C'è una cosa che io non capisco, dei festival di cinema. Che sono delle vetrine, prima ancora che 'gare', è ben noto. Ora, se un regista mette in mostra un suo film in anteprima, e lo fa davanti a un pubblico di 'addetti ai lavori' per giunta, è ovvio che si aspetta come minimo critiche e stroncature, in linguaggio tecnico per di più. Il giudizio, che può essere negativo o positivo, è il naturale scotto da pagare.

Ma io non capisco perchè il pubblico di questi 'addetti'  - forse ne ho anche già parlato 'su-questi-schermi' - debba manifestare apertamente il proprio giudizio con un linguaggio verbale che sa essere più pungente di qualunque parola a caratteri cubitali sulla stampa, o servizio televisivo con tanto di commento audiovisivo.

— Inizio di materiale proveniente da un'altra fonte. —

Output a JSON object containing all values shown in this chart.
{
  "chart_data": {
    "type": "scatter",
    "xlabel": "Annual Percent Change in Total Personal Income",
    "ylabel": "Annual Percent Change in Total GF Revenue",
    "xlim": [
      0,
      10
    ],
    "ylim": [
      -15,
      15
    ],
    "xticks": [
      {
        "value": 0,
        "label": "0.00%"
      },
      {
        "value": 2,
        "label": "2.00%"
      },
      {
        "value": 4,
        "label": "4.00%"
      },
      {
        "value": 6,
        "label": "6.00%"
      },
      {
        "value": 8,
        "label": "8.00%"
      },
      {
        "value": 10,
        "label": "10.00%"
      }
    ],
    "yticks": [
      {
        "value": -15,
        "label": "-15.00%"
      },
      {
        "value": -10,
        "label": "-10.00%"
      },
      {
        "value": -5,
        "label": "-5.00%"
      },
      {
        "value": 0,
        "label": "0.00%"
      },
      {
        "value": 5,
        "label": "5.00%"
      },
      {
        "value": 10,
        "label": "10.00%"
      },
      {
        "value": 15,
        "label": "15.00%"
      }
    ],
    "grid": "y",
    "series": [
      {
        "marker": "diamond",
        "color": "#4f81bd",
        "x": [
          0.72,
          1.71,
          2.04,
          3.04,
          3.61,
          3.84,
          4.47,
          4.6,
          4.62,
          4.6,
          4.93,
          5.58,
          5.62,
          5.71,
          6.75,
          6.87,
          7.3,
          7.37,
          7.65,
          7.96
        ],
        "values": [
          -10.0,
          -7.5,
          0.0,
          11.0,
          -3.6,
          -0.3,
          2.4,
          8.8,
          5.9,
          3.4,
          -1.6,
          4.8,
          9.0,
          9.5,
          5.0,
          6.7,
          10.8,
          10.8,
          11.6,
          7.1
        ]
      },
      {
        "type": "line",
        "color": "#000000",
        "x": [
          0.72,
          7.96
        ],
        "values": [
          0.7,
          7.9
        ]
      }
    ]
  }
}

Il fischio. Applaudire una proiezione è gesto carino e di cortesia, e quindi ci sta. Ma fischiare, ridere, perchè mai? Che bisogno c'è di sottolineare lo scarso gradimento, il mancato applauso ne è già la riprova. Ridere e fischiare sono semplicemente offensivi. Io regista, o io attore, che ho comunque investito tempo e soldi, creatività e intelletto, nella realizzazione di un'opera d'arte, quantunque non riuscita, non mi merito comunque di sentirmi fischi e lazzi in piena faccia.

Sta accadendo a Cannes, in questi giorni. Prima la coppia Bellucci-Marceau, adesso Lars Von Trier con il suo 'Antichrist'. Sarebbe meglio portarci dei bambini, alle proiezioni. Si alzerebbero sogghignando tra loro, magari, ma lascerebbero la sala in religioso rispetto. Per il film, e chi lo ha fatto.